Lighting mods are usually among the easiest and most noticeable. However, lighting mods will affect the way your car looks at night to others. As a result, safety is always a consideration. Fortunately, most lighting mods that look "cool" are also safe, but this is not always the case...

Fog/Driving Lamps
Fog and driving lamps are auxiliary lights usually mounted below the level of the head lights. They're typically found low on the front bumpers.

Fog lamps were designed primarily for use only in the fog. Real fog lamps produce a very wide, very even beam with a very sharp horizontal cutoff at the top of the beam. They are mounted as low as possible so that the wide, flat-topped beam throws light under most of the rain, fog, or snow that would scatter and reflect light. The sharp cutoff minimizes the light above horizontal that would get reflected off the rain/fog/snow into the driver's eyes.

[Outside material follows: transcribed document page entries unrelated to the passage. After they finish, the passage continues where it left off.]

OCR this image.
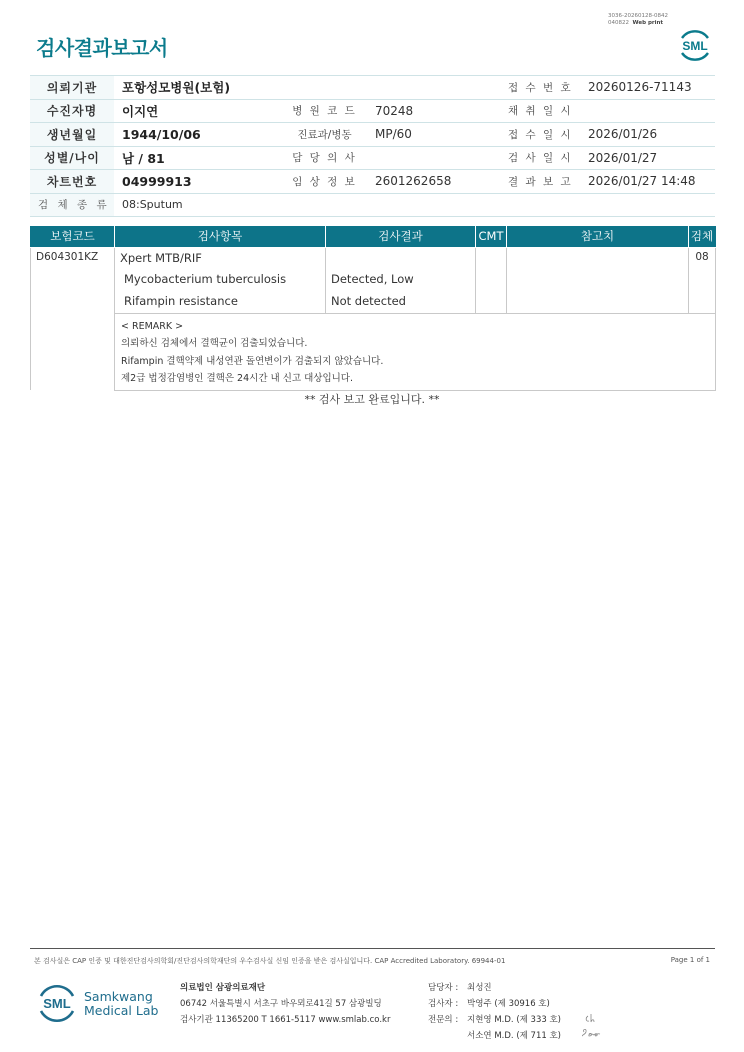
3036-20260128-0842
040822 Web print
검사결과보고서	SML
의뢰기관	포항성모병원(보험)			접 수 번 호	20260126-71143
수진자명	이지연	병 원 코 드	70248	채 취 일 시	
생년월일	1944/10/06	진료과/병동	MP/60	접 수 일 시	2026/01/26
성별/나이	남 / 81	담 당 의 사		검 사 일 시	2026/01/27
차트번호	04999913	임 상 정 보	2601262658	결 과 보 고	2026/01/27 14:48
검 체 종 류	08:Sputum				
보험코드	검사항목	검사결과	CMT	참고치	검체
D604301KZ	Xpert MTB/RIF				08
	Mycobacterium tuberculosis	Detected, Low			
	Rifampin resistance	Not detected			

	< REMARK >
의뢰하신 검체에서 결핵균이 검출되었습니다.
Rifampin 결핵약제 내성연관 돌연변이가 검출되지 않았습니다.
제2급 법정감염병인 결핵은 24시간 내 신고 대상입니다.				
** 검사 보고 완료입니다. **
본 검사실은 CAP 인증 및 대한진단검사의학회/진단검사의학재단의 우수검사실 신임 인증을 받은 검사실입니다. CAP Accredited Laboratory. 69944-01	Page 1 of 1
SML Samkwang
Medical Lab
의료법인 삼광의료재단
06742 서울특별시 서초구 바우뫼로41길 57 삼광빌딩
검사기관 11365200 T 1661-5117 www.smlab.co.kr
담당자 :	최성진
검사자 :	박영주 (제 30916 호)
전문의 :	지현영 M.D. (제 333 호)
서소연 M.D. (제 711 호)
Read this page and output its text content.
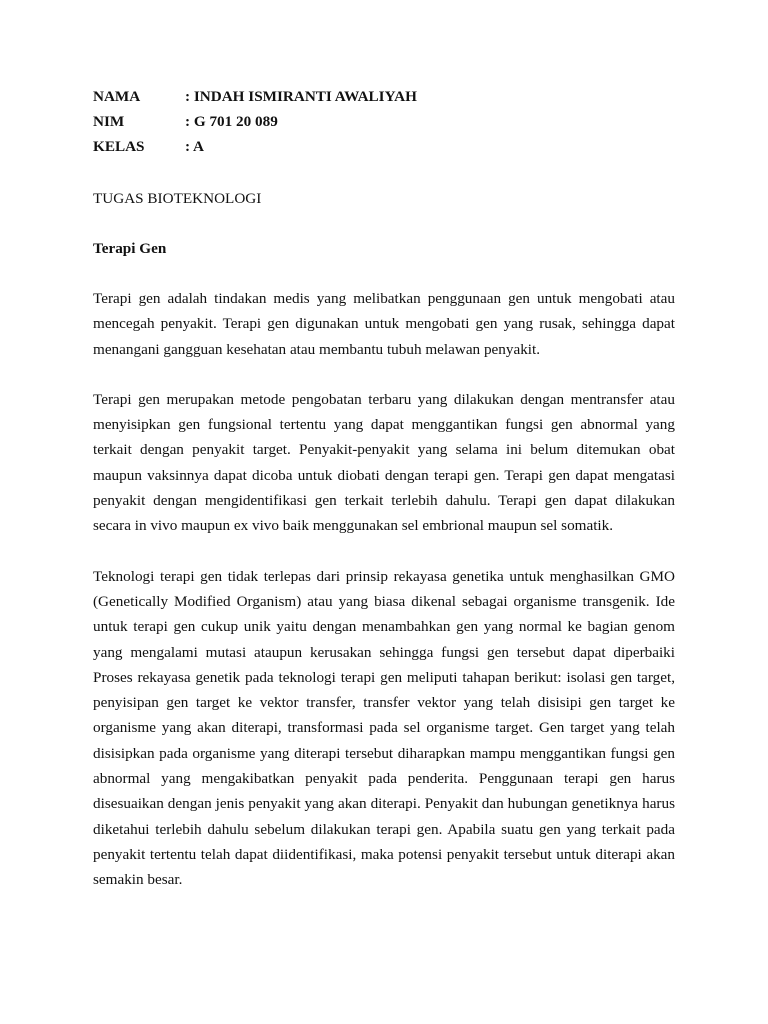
NAMA	: INDAH ISMIRANTI AWALIYAH
NIM	: G 701 20 089
KELAS	: A
TUGAS BIOTEKNOLOGI
Terapi Gen

Terapi gen adalah tindakan medis yang melibatkan penggunaan gen untuk mengobati atau mencegah penyakit. Terapi gen digunakan untuk mengobati gen yang rusak, sehingga dapat menangani gangguan kesehatan atau membantu tubuh melawan penyakit.

Terapi gen merupakan metode pengobatan terbaru yang dilakukan dengan mentransfer atau menyisipkan gen fungsional tertentu yang dapat menggantikan fungsi gen abnormal yang terkait dengan penyakit target. Penyakit-penyakit yang selama ini belum ditemukan obat maupun vaksinnya dapat dicoba untuk diobati dengan terapi gen. Terapi gen dapat mengatasi penyakit dengan mengidentifikasi gen terkait terlebih dahulu. Terapi gen dapat dilakukan secara in vivo maupun ex vivo baik menggunakan sel embrional maupun sel somatik.

Teknologi terapi gen tidak terlepas dari prinsip rekayasa genetika untuk menghasilkan GMO (Genetically Modified Organism) atau yang biasa dikenal sebagai organisme transgenik. Ide untuk terapi gen cukup unik yaitu dengan menambahkan gen yang normal ke bagian genom yang mengalami mutasi ataupun kerusakan sehingga fungsi gen tersebut dapat diperbaiki Proses rekayasa genetik pada teknologi terapi gen meliputi tahapan berikut: isolasi gen target, penyisipan gen target ke vektor transfer, transfer vektor yang telah disisipi gen target ke organisme yang akan diterapi, transformasi pada sel organisme target. Gen target yang telah disisipkan pada organisme yang diterapi tersebut diharapkan mampu menggantikan fungsi gen abnormal yang mengakibatkan penyakit pada penderita. Penggunaan terapi gen harus disesuaikan dengan jenis penyakit yang akan diterapi. Penyakit dan hubungan genetiknya harus diketahui terlebih dahulu sebelum dilakukan terapi gen. Apabila suatu gen yang terkait pada penyakit tertentu telah dapat diidentifikasi, maka potensi penyakit tersebut untuk diterapi akan semakin besar.
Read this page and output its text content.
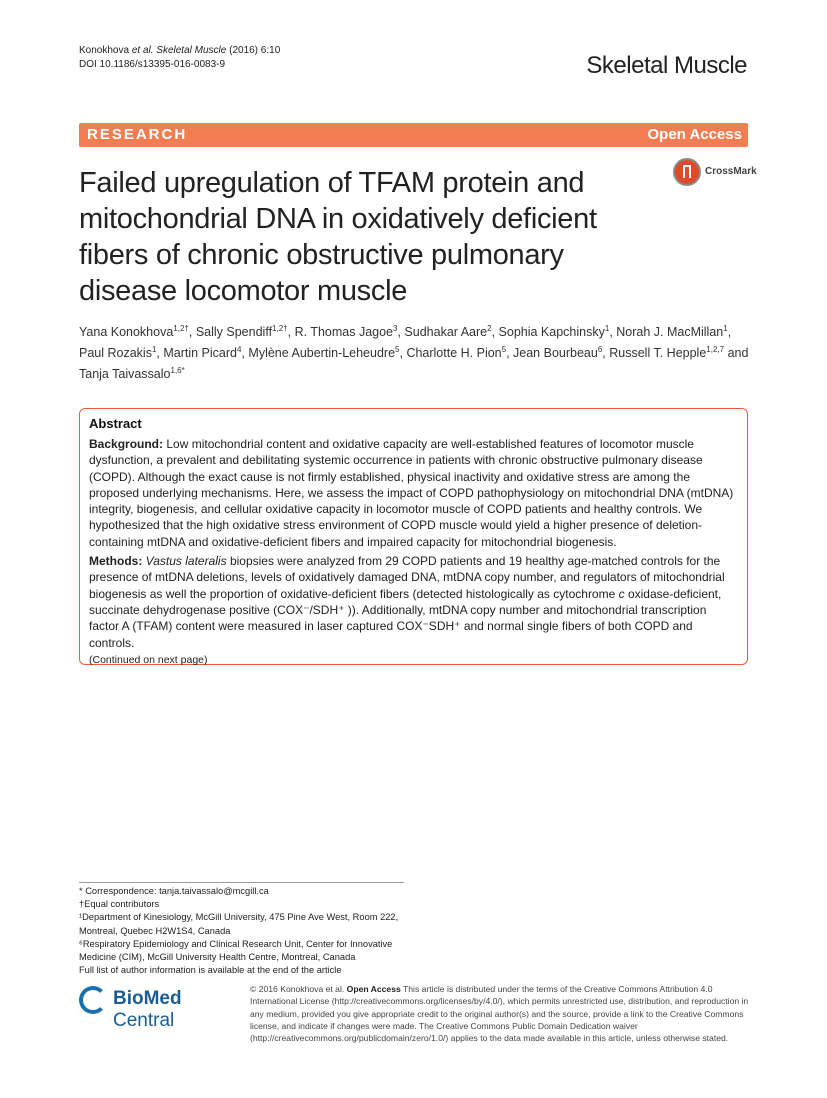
Konokhova et al. Skeletal Muscle (2016) 6:10
DOI 10.1186/s13395-016-0083-9	Skeletal Muscle
RESEARCH	Open Access
CrossMark
Failed upregulation of TFAM protein and mitochondrial DNA in oxidatively deficient fibers of chronic obstructive pulmonary disease locomotor muscle
Yana Konokhova$^{1,2\dagger}$, Sally Spendiff$^{1,2\dagger}$, R. Thomas Jagoe$^3$, Sudhakar Aare$^2$, Sophia Kapchinsky$^1$, Norah J. MacMillan$^1$, Paul Rozakis$^1$, Martin Picard$^4$, Mylène Aubertin-Leheudre$^5$, Charlotte H. Pion$^5$, Jean Bourbeau$^6$, Russell T. Hepple$^{1,2,7}$ and Tanja Taivassalo$^{1,6*}$
Abstract

Background: Low mitochondrial content and oxidative capacity are well-established features of locomotor muscle dysfunction, a prevalent and debilitating systemic occurrence in patients with chronic obstructive pulmonary disease (COPD). Although the exact cause is not firmly established, physical inactivity and oxidative stress are among the proposed underlying mechanisms. Here, we assess the impact of COPD pathophysiology on mitochondrial DNA (mtDNA) integrity, biogenesis, and cellular oxidative capacity in locomotor muscle of COPD patients and healthy controls. We hypothesized that the high oxidative stress environment of COPD muscle would yield a higher presence of deletion-containing mtDNA and oxidative-deficient fibers and impaired capacity for mitochondrial biogenesis.

Methods: Vastus lateralis biopsies were analyzed from 29 COPD patients and 19 healthy age-matched controls for the presence of mtDNA deletions, levels of oxidatively damaged DNA, mtDNA copy number, and regulators of mitochondrial biogenesis as well the proportion of oxidative-deficient fibers (detected histologically as cytochrome c oxidase-deficient, succinate dehydrogenase positive (COX⁻/SDH⁺ )). Additionally, mtDNA copy number and mitochondrial transcription factor A (TFAM) content were measured in laser captured COX⁻SDH⁺ and normal single fibers of both COPD and controls.

(Continued on next page)
* Correspondence: tanja.taivassalo@mcgill.ca
†Equal contributors
¹Department of Kinesiology, McGill University, 475 Pine Ave West, Room 222,
Montreal, Quebec H2W1S4, Canada
⁶Respiratory Epidemiology and Clinical Research Unit, Center for Innovative
Medicine (CIM), McGill University Health Centre, Montreal, Canada
Full list of author information is available at the end of the article
BioMed Central
© 2016 Konokhova et al. Open Access This article is distributed under the terms of the Creative Commons Attribution 4.0 International License (http://creativecommons.org/licenses/by/4.0/), which permits unrestricted use, distribution, and reproduction in any medium, provided you give appropriate credit to the original author(s) and the source, provide a link to the Creative Commons license, and indicate if changes were made. The Creative Commons Public Domain Dedication waiver (http://creativecommons.org/publicdomain/zero/1.0/) applies to the data made available in this article, unless otherwise stated.
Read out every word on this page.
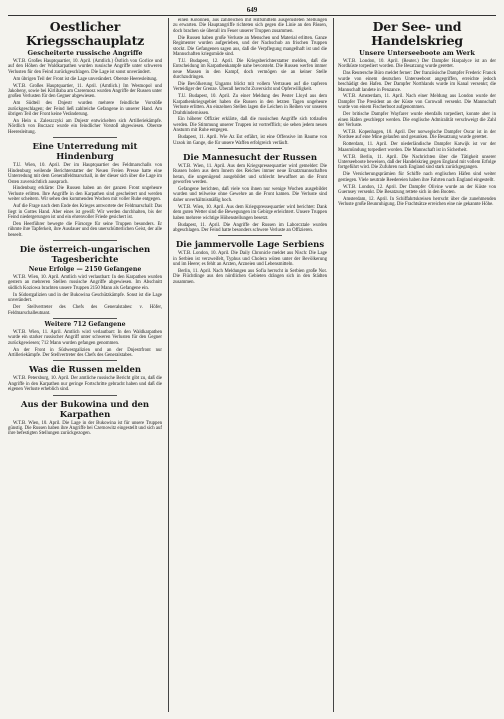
649
Oestlicher Kriegsschauplatz
Gescheiterte russische Angriffe

W.T.B. Großes Hauptquartier, 10. April. (Amtlich.) Östlich von Gorlice und auf den Höhen der Waldkarpathen wurden russische Angriffe unter schweren Verlusten für den Feind zurückgeschlagen. Die Lage ist sonst unverändert.

Am übrigen Teil der Front ist die Lage unverändert. Oberste Heeresleitung.

W.T.B. Großes Hauptquartier, 11. April. (Amtlich.) Im Westnopol und Jakobeny, sowie bei Kirlibaba am Czeremosz wurden Angriffe der Russen unter großen Verlusten für den Gegner abgewiesen.

Am Südteil des Dnjestr wurden mehrere feindliche Vorstöße zurückgeschlagen; der Feind ließ zahlreiche Gefangene in unserer Hand. Am übrigen Teil der Front keine Veränderung.

An Hein u. Zaleszczyki am Dnjestr entwickelten sich Artilleriekämpfe. Nördlich von Buczacz wurde ein feindlicher Vorstoß abgewiesen. Oberste Heeresleitung.

Eine Unterredung mit Hindenburg

T.U. Wien, 10. April. Der im Hauptquartier des Feldmarschalls von Hindenburg weilende Berichterstatter der Neuen Freien Presse hatte eine Unterredung mit dem Generalfeldmarschall, in der dieser sich über die Lage im Osten zuversichtlich aussprach.

Hindenburg erklärte: Die Russen haben an der ganzen Front ungeheure Verluste erlitten. Ihre Angriffe in den Karpathen sind gescheitert und werden weiter scheitern. Wir sehen den kommenden Wochen mit voller Ruhe entgegen.

Auf die Frage nach dem Ende des Krieges antwortete der Feldmarschall: Das liegt in Gottes Hand. Aber eines ist gewiß: Wir werden durchhalten, bis der Feind niedergerungen ist und ein ehrenvoller Friede gesichert ist.

Den Heerführer bewegte die Fürsorge für seine Truppen besonders. Er rühmte ihre Tapferkeit, ihre Ausdauer und den unerschütterlichen Geist, der alle beseelt.

Die österreich-ungarischen Tagesberichte
Neue Erfolge — 2150 Gefangene

W.T.B. Wien, 10. April. Amtlich wird verlautbart: In den Karpathen wurden gestern an mehreren Stellen russische Angriffe abgewiesen. Im Abschnitt südlich Koziowa brachten unsere Truppen 2150 Mann als Gefangene ein.

In Südostgalizien und in der Bukowina Geschützkämpfe. Sonst ist die Lage unverändert.

Der Stellvertreter des Chefs des Generalstabes: v. Höfer, Feldmarschalleutnant.

Weitere 712 Gefangene

W.T.B. Wien, 11. April. Amtlich wird verlautbart: In den Waldkarpathen wurde ein starker russischer Angriff unter schweren Verlusten für den Gegner zurückgewiesen; 712 Mann wurden gefangen genommen.

An der Front in Südwestgalizien und an der Dnjestrfront nur Artilleriekämpfe. Der Stellvertreter des Chefs des Generalstabes.

Was die Russen melden

W.T.B. Petersburg, 10. April. Der amtliche russische Bericht gibt zu, daß die Angriffe in den Karpathen nur geringe Fortschritte gebracht haben und daß die eigenen Verluste erheblich sind.

Aus der Bukowina und den Karpathen

W.T.B. Wien, 10. April. Die Lage in der Bukowina ist für unsere Truppen günstig. Die Russen haben ihre Angriffe bei Czernowitz eingestellt und sich auf ihre befestigten Stellungen zurückgezogen.

einen Kolonnen, aus zahlreichen mit Hilfsmitteln ausgerüsteten Stellungen zu erwarten. Die Hauptangriffe richteten sich gegen die Linie an den Pässen, doch brachen sie überall im Feuer unserer Truppen zusammen.

Die Russen haben große Verluste an Menschen und Material erlitten. Ganze Regimenter wurden aufgerieben, und der Nachschub an frischen Truppen stockt. Die Gefangenen sagen aus, daß die Verpflegung mangelhaft ist und die Mannschaften kriegsmüde sind.

T.U. Budapest, 12. April. Die Kriegsberichterstatter melden, daß die Entscheidung im Karpathenkampfe nahe bevorsteht. Die Russen werfen immer neue Massen in den Kampf, doch vermögen sie an keiner Stelle durchzudringen.

Die Bevölkerung Ungarns blickt mit vollem Vertrauen auf die tapferen Verteidiger der Grenze. Überall herrscht Zuversicht und Opferwilligkeit.

T.U. Budapest, 10. April. Zu einer Meldung des Pester Lloyd aus dem Karpathenkriegsgebiet haben die Russen in den letzten Tagen ungeheure Verluste erlitten. An einzelnen Stellen lagen die Leichen in Reihen vor unseren Drahthindernissen.

Ein höherer Offizier erklärte, daß die russischen Angriffe sich totlaufen werden. Die Stimmung unserer Truppen ist vortrefflich; sie sehen jedem neuen Ansturm mit Ruhe entgegen.

Budapest, 11. April. Wie Az Est erfährt, ist eine Offensive im Raume von Uzsok im Gange, die für unsere Waffen erfolgreich verläuft.

Die Mannesucht der Russen

W.T.B. Wien, 11. April. Aus dem Kriegspressequartier wird gemeldet: Die Russen holen aus dem Innern des Reiches immer neue Ersatzmannschaften heran, die ungenügend ausgebildet und schlecht bewaffnet an die Front geworfen werden.

Gefangene berichten, daß viele von ihnen nur wenige Wochen ausgebildet wurden und teilweise ohne Gewehre an die Front kamen. Die Verluste sind daher unverhältnismäßig hoch.

W.T.B. Wien, 10. April. Aus dem Kriegspressequartier wird berichtet: Dank dem guten Wetter sind die Bewegungen im Gebirge erleichtert. Unsere Truppen haben mehrere wichtige Höhenstellungen besetzt.

Budapest, 11. April. Die Angriffe der Russen im Laborcztale wurden abgeschlagen. Der Feind hatte besonders schwere Verluste an Offizieren.

Die jammervolle Lage Serbiens

W.T.B. London, 10. April. Die Daily Chronicle meldet aus Nisch: Die Lage in Serbien ist verzweifelt. Typhus und Cholera wüten unter der Bevölkerung und im Heere; es fehlt an Ärzten, Arzneien und Lebensmitteln.

Berlin, 11. April. Nach Meldungen aus Sofia herrscht in Serbien große Not. Die Flüchtlinge aus den nördlichen Gebieten drängen sich in den Städten zusammen.

Der See- und Handelskrieg
Unsere Unterseeboote am Werk

W.T.B. London, 10. April. (Reuter.) Der Dampfer Harpalyce ist an der Nordküste torpediert worden. Die Besatzung wurde gerettet.

Das Reutersche Büro meldet ferner: Der französische Dampfer Frederic Franck wurde von einem deutschen Unterseeboot angegriffen, erreichte jedoch beschädigt den Hafen. Der Dampfer Northlands wurde im Kanal versenkt; die Mannschaft landete in Penzance.

W.T.B. Amsterdam, 11. April. Nach einer Meldung aus London wurde der Dampfer The President an der Küste von Cornwall versenkt. Die Mannschaft wurde von einem Fischerboot aufgenommen.

Der britische Dampfer Wayfarer wurde ebenfalls torpediert, konnte aber in einen Hafen geschleppt werden. Die englische Admiralität verschweigt die Zahl der Verluste.

W.T.B. Kopenhagen, 10. April. Der norwegische Dampfer Oscar ist in der Nordsee auf eine Mine gelaufen und gesunken. Die Besatzung wurde gerettet.

Rotterdam, 11. April. Der niederländische Dampfer Katwijk ist vor der Maasmündung torpediert worden. Die Mannschaft ist in Sicherheit.

W.T.B. Berlin, 11. April. Die Nachrichten über die Tätigkeit unserer Unterseeboote beweisen, daß der Handelskrieg gegen England mit vollem Erfolge fortgeführt wird. Die Zufuhren nach England sind stark zurückgegangen.

Die Versicherungsprämien für Schiffe nach englischen Häfen sind weiter gestiegen. Viele neutrale Reedereien haben ihre Fahrten nach England eingestellt.

W.T.B. London, 12. April. Der Dampfer Olivine wurde an der Küste von Guernsey versenkt. Die Besatzung rettete sich in den Booten.

Amsterdam, 12. April. In Schiffahrtskreisen herrscht über die zunehmenden Verluste große Beunruhigung. Die Frachtsätze erreichen eine nie gekannte Höhe.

Real driving lamps were designed to produce a narrower, concentrated, long-range beam without an upper cutoff. They are used only with high beam headlamps and never within seeing distance of other cars.

Older W-body cars (i.e. '89-91 Olds Cutlass Supreme International) tended to have real fog lamps with real adjusters, bulb shields, glass lenses, etc. However, recent trends have made fog lamps a styling accessory, and driving around with fog lamps on at all times a "cool" thing to do. As a result, almost all cars have "fog lamps" due to customer demand. Since the US has lax regulations on fog lamps, the factory fog lamps on most newer cars and nearly all inexpensive aftermarket "fog lamps" are nothing more than plastic toy lights that have little to no benefit other than looking "cool".

These non-functional, yet cool looking fog lamps are available from many companies and vary greatly in price. The light output is available in many decorative colors (FYI, the only safe colors for real fog lamps is white and yellow). If you are after looks, I recommend you to pick a high-quality "fog lamp" that looks good to you and fits the styling of your car. If factory fog lamps were available, they would be a good choice for a nice factory look. If you're looking for a functional fog lamp, stick to the following brands: Cibie, Marchal, Carello, or upper-end Hella. You could probably also go to a salvage yard and pull some factory fog/driving lamps off of any European car (in Europe they have strict guidelines and standards on fog/driving lamps).

Here are some tips to keep it safe:

Some people may argue that you shouldn't even be allowed to use decorative fog lamps or drive around with them on at all times... well, just keep them aimed LOW and keep the bulb wattage low (25-55W or so). That should be able to let you look cool at night while preventing other drivers from being irritated.